(The views and opinions expressed in this article are those of the attributed sources and do not necessarily reflect the position of Rigzone or the author.)
Last month the U.S. Census Bureau published results from the 2020 Census. The latest constitutionally mandated decennial count reveals that, as of April 1, 2020, the U.S. resident population was 331,449,281 – a 7.4% increase from the 2010 figure. Resident population data for the 50 states are used to apportion the 435 seats in the U.S. House of Representatives, with some growing states gaining seats in Congress and some states with declining populations losing seats. The Census Bureau pointed out that:
- Texas will be the only state to gain two seats in Congress
- Five states – Colorado, Florida, Montana, North Carolina, and Oregon – will each pick up one seat.
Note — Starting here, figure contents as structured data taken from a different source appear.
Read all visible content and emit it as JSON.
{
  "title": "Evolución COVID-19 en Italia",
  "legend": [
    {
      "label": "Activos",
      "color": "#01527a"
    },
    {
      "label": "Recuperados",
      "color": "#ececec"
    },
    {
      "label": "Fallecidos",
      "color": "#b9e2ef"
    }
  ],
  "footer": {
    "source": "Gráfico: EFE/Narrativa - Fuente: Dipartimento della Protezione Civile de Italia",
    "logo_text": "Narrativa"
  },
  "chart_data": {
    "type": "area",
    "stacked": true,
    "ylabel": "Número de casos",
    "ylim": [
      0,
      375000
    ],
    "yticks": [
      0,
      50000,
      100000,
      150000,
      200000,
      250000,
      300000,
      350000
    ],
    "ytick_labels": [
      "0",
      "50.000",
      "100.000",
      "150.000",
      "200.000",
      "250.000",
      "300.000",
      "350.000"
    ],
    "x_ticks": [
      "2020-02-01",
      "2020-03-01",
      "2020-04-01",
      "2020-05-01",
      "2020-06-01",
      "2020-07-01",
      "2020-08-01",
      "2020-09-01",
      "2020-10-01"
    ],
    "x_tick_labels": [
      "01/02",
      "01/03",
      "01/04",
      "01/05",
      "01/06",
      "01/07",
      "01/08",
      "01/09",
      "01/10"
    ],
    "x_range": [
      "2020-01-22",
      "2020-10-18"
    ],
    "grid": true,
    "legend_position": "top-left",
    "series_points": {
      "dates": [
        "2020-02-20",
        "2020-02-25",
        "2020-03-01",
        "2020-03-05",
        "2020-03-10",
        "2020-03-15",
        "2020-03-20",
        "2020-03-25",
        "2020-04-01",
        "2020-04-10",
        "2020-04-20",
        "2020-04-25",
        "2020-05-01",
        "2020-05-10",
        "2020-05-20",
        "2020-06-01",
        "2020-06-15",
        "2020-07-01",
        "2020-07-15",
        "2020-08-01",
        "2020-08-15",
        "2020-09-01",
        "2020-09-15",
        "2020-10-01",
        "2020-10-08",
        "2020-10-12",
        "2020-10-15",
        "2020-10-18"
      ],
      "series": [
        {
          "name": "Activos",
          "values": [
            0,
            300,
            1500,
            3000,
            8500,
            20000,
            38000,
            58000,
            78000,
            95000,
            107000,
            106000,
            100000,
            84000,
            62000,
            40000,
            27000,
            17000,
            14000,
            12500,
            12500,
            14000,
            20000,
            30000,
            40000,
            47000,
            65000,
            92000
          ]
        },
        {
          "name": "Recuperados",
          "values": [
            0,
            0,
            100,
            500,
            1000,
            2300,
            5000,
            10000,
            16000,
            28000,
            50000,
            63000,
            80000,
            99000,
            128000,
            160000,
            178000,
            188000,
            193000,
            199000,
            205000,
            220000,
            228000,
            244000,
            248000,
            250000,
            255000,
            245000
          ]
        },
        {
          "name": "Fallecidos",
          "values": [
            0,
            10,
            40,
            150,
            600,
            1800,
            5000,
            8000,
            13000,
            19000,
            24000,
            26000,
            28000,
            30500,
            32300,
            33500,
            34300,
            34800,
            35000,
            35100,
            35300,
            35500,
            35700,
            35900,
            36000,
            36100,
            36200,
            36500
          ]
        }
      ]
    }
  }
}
- Seven states – California, Illinois, Michigan, New York, Ohio, Pennsylvania, and West Virginia – will each lose a seat.
- The number of seats in each of the remaining states will stay the same.
The Census Bureau noted the new 435-seat configuration of the U.S. House will take effect when the 118th Congress convenes in January 2023. In the meantime, individual states will re-draw congressional district boundaries in the redistricting process. Who controls redistricting in individual states varies – state legislatures oversee it in 26 states, with various commissions taking on the responsibility elsewhere, according to the Loyola Law School-hosted All About Redistricting website.
As the bulleted list above suggests, redistricting will help Texas – typically a reliably “red” state that leans Republican in elections. Moreover, it will cost large “blue,” Democratic strongholds such as California, New York, and Illinois.
Also last month, the Biden administration proposed removing U.S. tax code provisions that allow oil and gas companies to “deduct drilling costs early in a project’s life cycle and are able to carry forward losses for several years,” Bloomberg reported. Oil and gas players are paying close attention to debate surrounding the Biden tax proposal, coupled with the impact of redistricting, according to one of Rigzone’s regular prognosticators. Read on for his perspective, along with other insights, in this preview of what to watch this week in the oil and gas markets.
Michael Osina, Partner-in-Charge, Energy – Tax, Grant Thornton LLP: The Biden tax plan accompanied by the new census redistricting will be interesting to watch in the near future. The overall Biden administration has the oil and gas industry square in its crosshairs, likely targeting several longstanding tax incentives for the fossil fuel industry. However, at first glance, the new census redistricting seems to provide another blow to the Democrats’ plans as it appears that red-leaning states will gain representatives and blue-leaning states will lose representatives.
Tom McNulty, Houston-based Principal and Energy Practice leader with Valuescope, Inc.: More and more large energy companies will announce climate transition strategies and other plans to become “net zero carbon” businesses. The buy-side will continue to be skeptical, and it will be wrong. The vast capital capabilities combined with the deep technical skills that big energy companies possess means that they will ultimately have the biggest possible ESG (Environmental, Social, and corporate Governance) and sustainability impacts going forward.
Mark Le Dain, vice president of strategy with the oil and gas data firm Validere: Quarters have been fantastic with a couple more to come in. In particular the Canadian names are showing massive free cash flow profiles in this environment. Historical offtake constraints for the Canadians created lower declines, making it easier to maintain production levels during the 2020 crash, even with limited investment. Low-decline assets such as oil sands further support this. These companies now still have great production levels to take advantage of this new pricing environment.